Anubhav Sinha on Mulk: Can't be subtle anymore
Mulk director Anubhav Sinha says he was always keen to make a sensitive but accessible film with the Rishi Kapoor and Taapsee Pannu starrer.
The film, which revolves around the plight of a Muslim family on trial in court, and in society, because their son is a terrorist, has won critical acclaim.
A large chunk of the film is set in a courtroom with the judge delivering a climactic speech, defining the message of oneness and secularism that the film hopes to deliver in these fractured times.
"I wanted the audience to agree with him [judge], and I am hearing that people are standing and clapping in the final scene," says Sinha, adding, "He has ended up representing the thought of people, which is a huge victory."
Reacting to criticism that the film could have been subtler in delivering its message, Sinha said, "At a time when news channels are screaming louder than the worst crowd, you can't be subtle if you really want to say something important.

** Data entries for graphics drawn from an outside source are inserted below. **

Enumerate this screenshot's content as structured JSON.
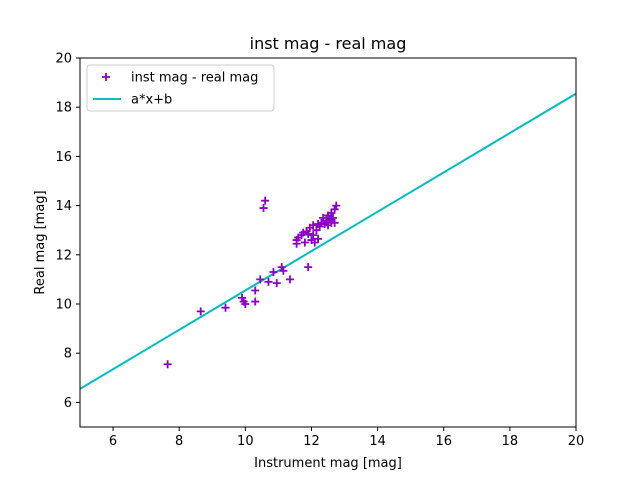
{
  "chart_data": {
    "type": "scatter",
    "title": "inst mag - real mag",
    "xlabel": "Instrument mag [mag]",
    "ylabel": "Real mag [mag]",
    "xlim": [
      5,
      20
    ],
    "ylim": [
      5,
      20
    ],
    "xticks": [
      6,
      8,
      10,
      12,
      14,
      16,
      18,
      20
    ],
    "yticks": [
      6,
      8,
      10,
      12,
      14,
      16,
      18,
      20
    ],
    "grid": false,
    "legend_position": "top-left",
    "series": [
      {
        "name": "inst mag - real mag",
        "kind": "scatter",
        "marker": "plus",
        "color": "#8b00c8",
        "points": [
          [
            7.65,
            7.55
          ],
          [
            8.65,
            9.7
          ],
          [
            9.4,
            9.85
          ],
          [
            9.9,
            10.25
          ],
          [
            9.95,
            10.1
          ],
          [
            10.0,
            10.0
          ],
          [
            10.3,
            10.1
          ],
          [
            10.3,
            10.55
          ],
          [
            10.45,
            11.0
          ],
          [
            10.7,
            10.9
          ],
          [
            10.85,
            11.3
          ],
          [
            10.95,
            10.85
          ],
          [
            11.1,
            11.5
          ],
          [
            11.15,
            11.35
          ],
          [
            11.35,
            11.0
          ],
          [
            11.55,
            12.45
          ],
          [
            11.55,
            12.6
          ],
          [
            11.6,
            12.7
          ],
          [
            11.7,
            12.8
          ],
          [
            11.75,
            12.9
          ],
          [
            11.8,
            12.5
          ],
          [
            11.85,
            12.95
          ],
          [
            11.9,
            11.5
          ],
          [
            11.9,
            12.85
          ],
          [
            11.95,
            13.1
          ],
          [
            12.0,
            12.6
          ],
          [
            12.05,
            12.8
          ],
          [
            12.05,
            13.2
          ],
          [
            12.1,
            12.5
          ],
          [
            12.15,
            13.0
          ],
          [
            12.2,
            12.65
          ],
          [
            12.2,
            13.25
          ],
          [
            12.25,
            13.15
          ],
          [
            12.3,
            13.3
          ],
          [
            12.35,
            13.5
          ],
          [
            12.4,
            13.25
          ],
          [
            12.45,
            13.4
          ],
          [
            12.5,
            13.6
          ],
          [
            12.5,
            13.2
          ],
          [
            12.55,
            13.45
          ],
          [
            12.6,
            13.3
          ],
          [
            12.6,
            13.7
          ],
          [
            12.65,
            13.5
          ],
          [
            12.7,
            13.85
          ],
          [
            12.7,
            13.3
          ],
          [
            12.75,
            14.0
          ],
          [
            10.55,
            13.9
          ],
          [
            10.6,
            14.2
          ]
        ]
      },
      {
        "name": "a*x+b",
        "kind": "line",
        "color": "#00bfbf",
        "points": [
          [
            5,
            6.55
          ],
          [
            20,
            18.55
          ]
        ]
      }
    ]
  }
}
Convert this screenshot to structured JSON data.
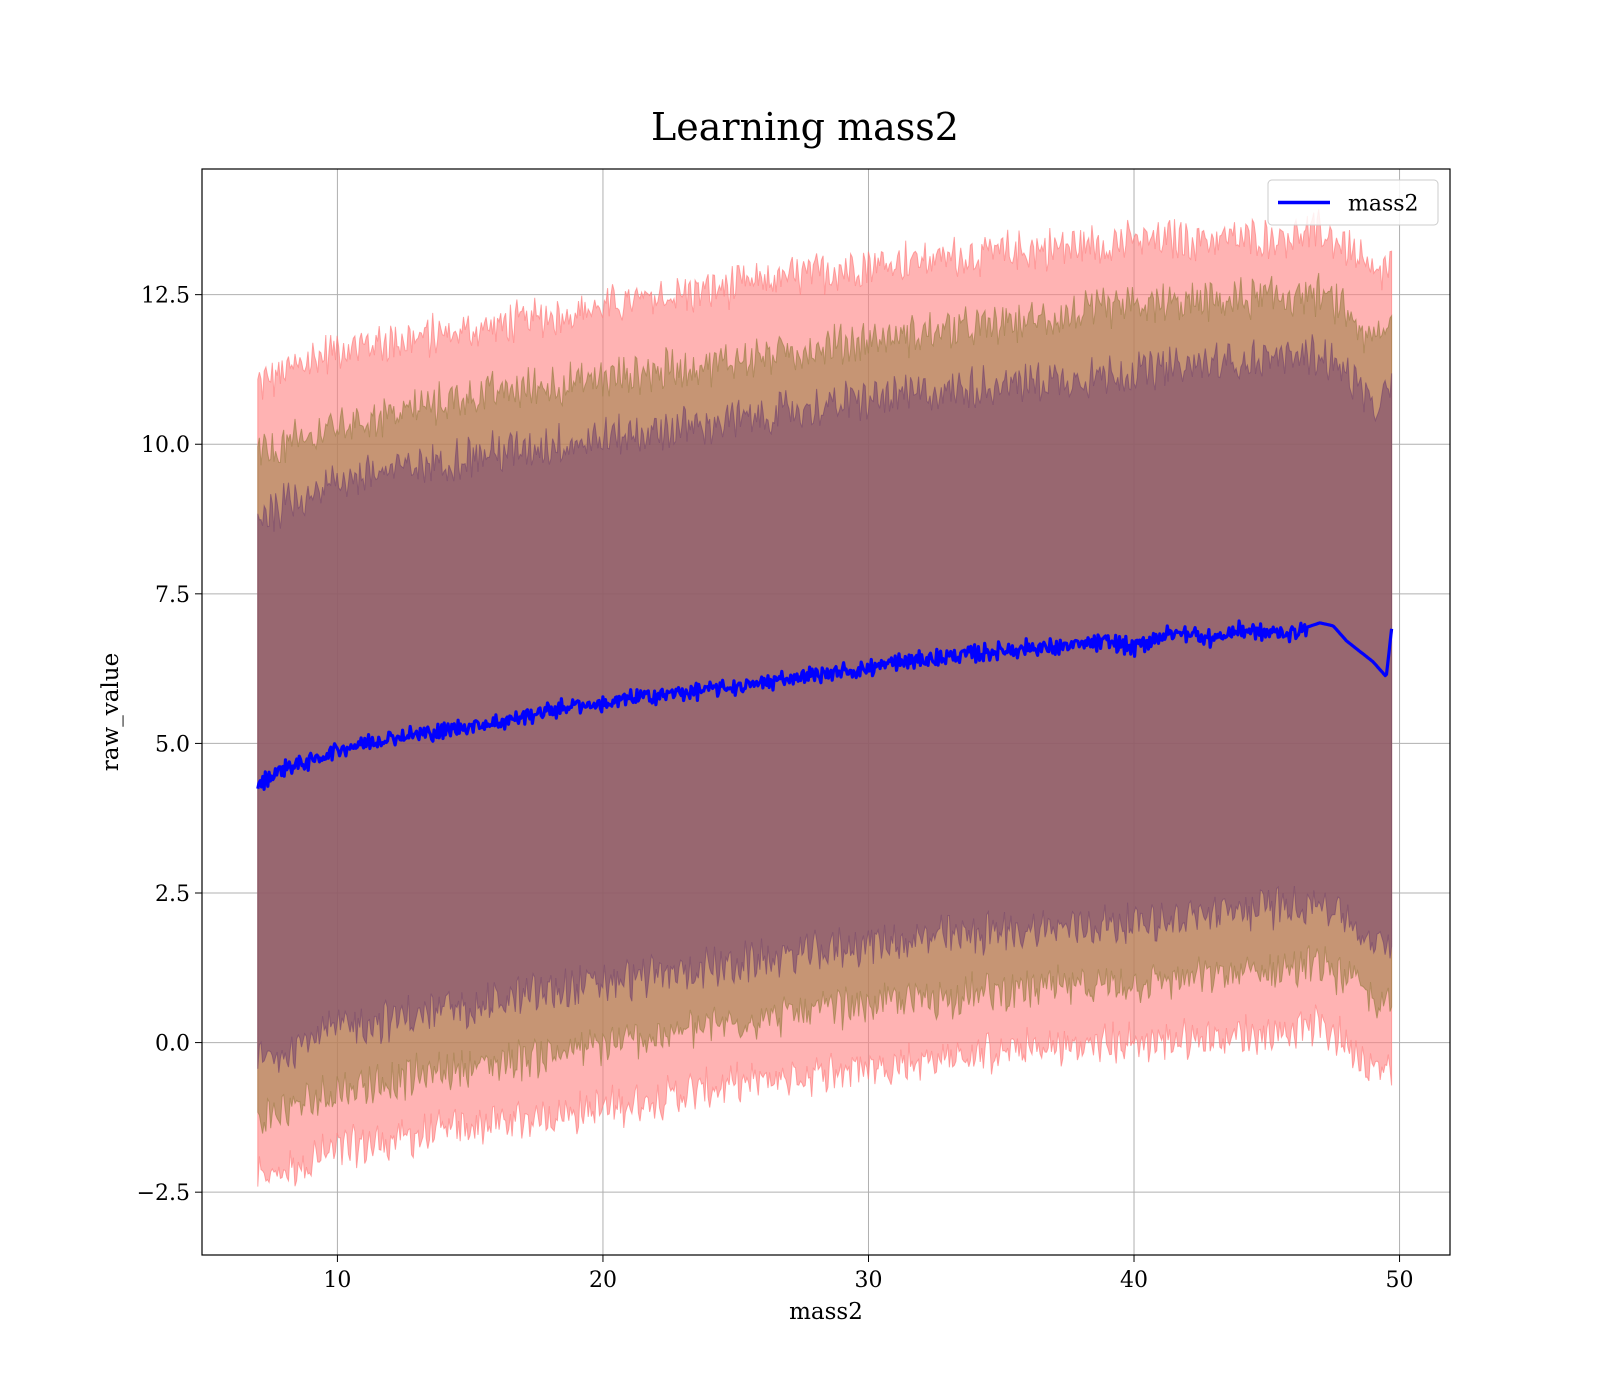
{
  "chart_data": {
    "type": "line",
    "title": "Learning mass2",
    "xlabel": "mass2",
    "ylabel": "raw_value",
    "xlim": [
      4.9,
      51.9
    ],
    "ylim": [
      -3.55,
      14.6
    ],
    "xticks": [
      10,
      20,
      30,
      40,
      50
    ],
    "xtick_labels": [
      "10",
      "20",
      "30",
      "40",
      "50"
    ],
    "yticks": [
      -2.5,
      0.0,
      2.5,
      5.0,
      7.5,
      10.0,
      12.5
    ],
    "ytick_labels": [
      "−2.5",
      "0.0",
      "2.5",
      "5.0",
      "7.5",
      "10.0",
      "12.5"
    ],
    "grid": true,
    "legend": {
      "position": "top-right",
      "entries": [
        "mass2"
      ]
    },
    "x_range": [
      7.0,
      49.7
    ],
    "series": [
      {
        "name": "mass2",
        "color": "#0000ff",
        "x": [
          7,
          8,
          9,
          10,
          11,
          12,
          13,
          14,
          15,
          16,
          17,
          18,
          19,
          20,
          21,
          22,
          23,
          24,
          25,
          26,
          27,
          28,
          29,
          30,
          31,
          32,
          33,
          34,
          35,
          36,
          37,
          38,
          39,
          40,
          41,
          42,
          43,
          44,
          45,
          46,
          47,
          47.5,
          48,
          49,
          49.5,
          49.7
        ],
        "y": [
          4.3,
          4.6,
          4.7,
          4.9,
          5.0,
          5.1,
          5.15,
          5.2,
          5.3,
          5.35,
          5.45,
          5.55,
          5.65,
          5.65,
          5.75,
          5.8,
          5.85,
          5.9,
          5.95,
          6.0,
          6.1,
          6.15,
          6.2,
          6.25,
          6.35,
          6.4,
          6.45,
          6.5,
          6.55,
          6.6,
          6.6,
          6.65,
          6.7,
          6.6,
          6.8,
          6.85,
          6.75,
          6.9,
          6.85,
          6.85,
          7.0,
          6.95,
          6.7,
          6.35,
          6.1,
          6.9
        ]
      }
    ],
    "bands": [
      {
        "name": "outer",
        "color": "#ff8080",
        "x": [
          7,
          10,
          15,
          20,
          25,
          30,
          35,
          40,
          45,
          47,
          48,
          49,
          49.7
        ],
        "upper": [
          11.0,
          11.6,
          11.9,
          12.3,
          12.65,
          13.0,
          13.2,
          13.4,
          13.45,
          13.55,
          13.3,
          12.8,
          13.0
        ],
        "lower": [
          -2.3,
          -1.8,
          -1.4,
          -1.1,
          -0.7,
          -0.4,
          -0.15,
          0.0,
          0.15,
          0.3,
          0.0,
          -0.4,
          -0.5
        ]
      },
      {
        "name": "middle",
        "color": "#a0804a",
        "x": [
          7,
          10,
          15,
          20,
          25,
          30,
          35,
          40,
          45,
          47,
          48,
          49,
          49.7
        ],
        "upper": [
          9.8,
          10.3,
          10.8,
          11.1,
          11.4,
          11.75,
          12.0,
          12.3,
          12.45,
          12.5,
          12.2,
          11.7,
          12.0
        ],
        "lower": [
          -1.3,
          -0.8,
          -0.4,
          -0.05,
          0.35,
          0.65,
          0.85,
          1.0,
          1.2,
          1.3,
          1.1,
          0.7,
          0.6
        ]
      },
      {
        "name": "inner",
        "color": "#7a4a6e",
        "x": [
          7,
          10,
          15,
          20,
          25,
          30,
          35,
          40,
          45,
          47,
          48,
          49,
          49.7
        ],
        "upper": [
          8.8,
          9.4,
          9.8,
          10.1,
          10.4,
          10.75,
          11.0,
          11.2,
          11.45,
          11.5,
          11.2,
          10.6,
          10.9
        ],
        "lower": [
          -0.3,
          0.25,
          0.6,
          1.0,
          1.3,
          1.65,
          1.85,
          2.0,
          2.25,
          2.35,
          2.1,
          1.6,
          1.7
        ]
      }
    ]
  }
}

I was more interested in getting heard than being called subtle. Also, I have a take about such films. I insist that these films need to run. A film like this cannot be doing Rs 3 crore lifetime business, which means nobody saw it or only a niche audience saw it. I wanted everybody to see it. I wanted it to be accessible."
Fortunately, Mulk has earned R9.86 crore in four days since its release. Sinha, whose career has been chequered at best with films such as Tum Bin (2001) and Ra.One (2011), said Mulk is his best offering.
"Something must have shifted inside me that I changed as a filmmaker. Someone pointed out to me that I have started reading a lot over the past few years. Now, I will have to be more responsible."